To follow the sun’s motion, the cell array shifts horizontally by a few millimetres throughout the day. It is a bid to make concentrated solar cheap.
“The architecture of these conventional concentrated photovoltaics is very costly. What we’ve done is miniaturise the sun tracking mechanism and integrate it within the module,” says Insolight’s chief business officer David Schuppisser.
“We’ve done it in a cheaper way [that] you can deploy anywhere you can deploy a conventional solar panel,” he says.
The Universidad Politécnica de Madrid’s solar energy institute measured Insolight’s current model as having an efficiency of 29%. It is now working on a module that is hoped to reach 32% efficiency.

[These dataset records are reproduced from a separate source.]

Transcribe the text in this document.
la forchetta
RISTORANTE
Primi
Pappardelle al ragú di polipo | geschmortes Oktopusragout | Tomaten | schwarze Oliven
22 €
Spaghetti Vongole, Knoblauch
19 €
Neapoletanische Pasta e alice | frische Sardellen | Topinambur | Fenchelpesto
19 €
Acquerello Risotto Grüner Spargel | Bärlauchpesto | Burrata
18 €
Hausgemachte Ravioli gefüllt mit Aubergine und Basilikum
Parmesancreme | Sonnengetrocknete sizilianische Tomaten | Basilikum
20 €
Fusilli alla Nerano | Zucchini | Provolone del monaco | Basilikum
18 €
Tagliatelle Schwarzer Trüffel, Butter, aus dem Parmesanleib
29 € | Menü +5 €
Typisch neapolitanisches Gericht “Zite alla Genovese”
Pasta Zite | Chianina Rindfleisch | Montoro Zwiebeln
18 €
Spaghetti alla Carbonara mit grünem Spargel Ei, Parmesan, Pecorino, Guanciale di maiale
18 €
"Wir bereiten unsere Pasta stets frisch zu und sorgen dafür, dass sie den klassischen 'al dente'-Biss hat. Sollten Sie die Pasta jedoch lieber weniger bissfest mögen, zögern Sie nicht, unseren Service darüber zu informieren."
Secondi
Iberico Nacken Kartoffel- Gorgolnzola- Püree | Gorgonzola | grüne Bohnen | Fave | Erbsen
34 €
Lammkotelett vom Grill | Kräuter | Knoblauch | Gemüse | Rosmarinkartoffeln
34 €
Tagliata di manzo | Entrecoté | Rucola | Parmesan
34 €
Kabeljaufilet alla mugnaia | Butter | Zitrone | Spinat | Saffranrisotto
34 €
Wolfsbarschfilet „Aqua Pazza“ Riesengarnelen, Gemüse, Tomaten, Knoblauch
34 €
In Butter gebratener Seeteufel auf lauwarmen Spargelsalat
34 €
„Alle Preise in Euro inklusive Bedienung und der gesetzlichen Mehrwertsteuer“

Current silicon technology is not quite dead, though, and there are approaches to make tiny, quick wins in efficiency. One is to add an extra layer to a cell’s back to reflect unabsorbed light back through it a second time. This improves efficiency by 1-2%.
Another is to add an outside layer, which lessens losses that occur where silicon touches the metal contacts. It’s only a “small tweak”, says Xiaojing Sun, a solar analyst Wood Mackenzie research – adding 0.5-1% in efficiency – but she says these changes mean manufacturers only need to make small alterations to their production lines.
From such small gains – to the use of concentrated solar and perovskites – solar tech is in a race to raise efficiency and push down costs.
“Spanning this magical number 30%, this is where the solar cell industry could really make a very big difference,” says Swift Solar’s Max Hoerantner.